Combustion Mechanism of Double‐Base Propellants with lead burning rate catalysts

On the basis of relevant experimental phenomena and results, which also include the results on the domain of non‐propellant combustion, this paper has determined basic reactions caused by lead burning rate catalysts in the combustion process and their approximate reaction temperature. In the presence of carbonaceous matter on the burning surface the partial NO is reduced to N 2 through six reactions occurred on the carbonaceous matter instead of the reaction between NO and CO. As a result of changing the reducing path of a part of NO the burning rate rises through increasing the temperature gradient in the fizz zone at the burning surface.

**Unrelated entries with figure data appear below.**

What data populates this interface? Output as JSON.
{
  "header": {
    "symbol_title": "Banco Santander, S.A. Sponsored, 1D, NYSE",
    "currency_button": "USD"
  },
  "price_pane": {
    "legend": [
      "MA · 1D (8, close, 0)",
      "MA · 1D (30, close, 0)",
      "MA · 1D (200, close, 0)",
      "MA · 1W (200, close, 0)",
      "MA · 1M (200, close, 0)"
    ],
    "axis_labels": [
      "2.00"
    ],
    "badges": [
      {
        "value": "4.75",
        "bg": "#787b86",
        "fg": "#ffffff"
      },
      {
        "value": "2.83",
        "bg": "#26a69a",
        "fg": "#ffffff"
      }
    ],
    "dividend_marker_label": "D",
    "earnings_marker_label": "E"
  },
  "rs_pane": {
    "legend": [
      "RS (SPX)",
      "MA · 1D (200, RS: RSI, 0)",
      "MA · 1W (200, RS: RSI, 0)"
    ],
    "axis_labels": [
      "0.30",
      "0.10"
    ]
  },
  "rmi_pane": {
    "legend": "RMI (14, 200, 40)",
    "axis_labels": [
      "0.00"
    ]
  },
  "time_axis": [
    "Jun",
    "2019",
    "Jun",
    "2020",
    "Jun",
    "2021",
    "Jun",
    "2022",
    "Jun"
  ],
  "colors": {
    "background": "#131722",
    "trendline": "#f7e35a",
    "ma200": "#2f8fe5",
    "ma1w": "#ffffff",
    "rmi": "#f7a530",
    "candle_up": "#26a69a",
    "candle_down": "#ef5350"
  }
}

The reactions between PbO and C and between PbO and CO check the burning rate to rise through expending carbonaceous matter on the burning surface and causing char particles to “fly off” the burning surface. The super‐rate, plateau and mesa effects are perfectly explained with these reactions and the fundamentals of heat transference. The production of the effects arises from the competing of two actions to increase burning rate and to check the burning rate enhancement of lead burning rate catalysts and the effect of the pressure on the burning rate. Because of the fact that the chance to form carbon nuclei and the time of the carbon deposit, the covering ratio of the carbonaceous matter on PbO particles, and the temperature increasing rate and the lagging temperature difference in C‐PbO interfaces depend on the pressure, the ability by the reaction between PbO and C and between PbO and CO checking the burning rate to rise makes a great difference in different ranges of the pressure. In addition, according to the combustion mechanism advanced in the paper the effects of the physical and chemical properties of lead burning rate catalysts, especially their ability to absorb the ultraviolet light, on the rate‐increased values and the pressure ranges of the plateau and the mesa regions have been expounded.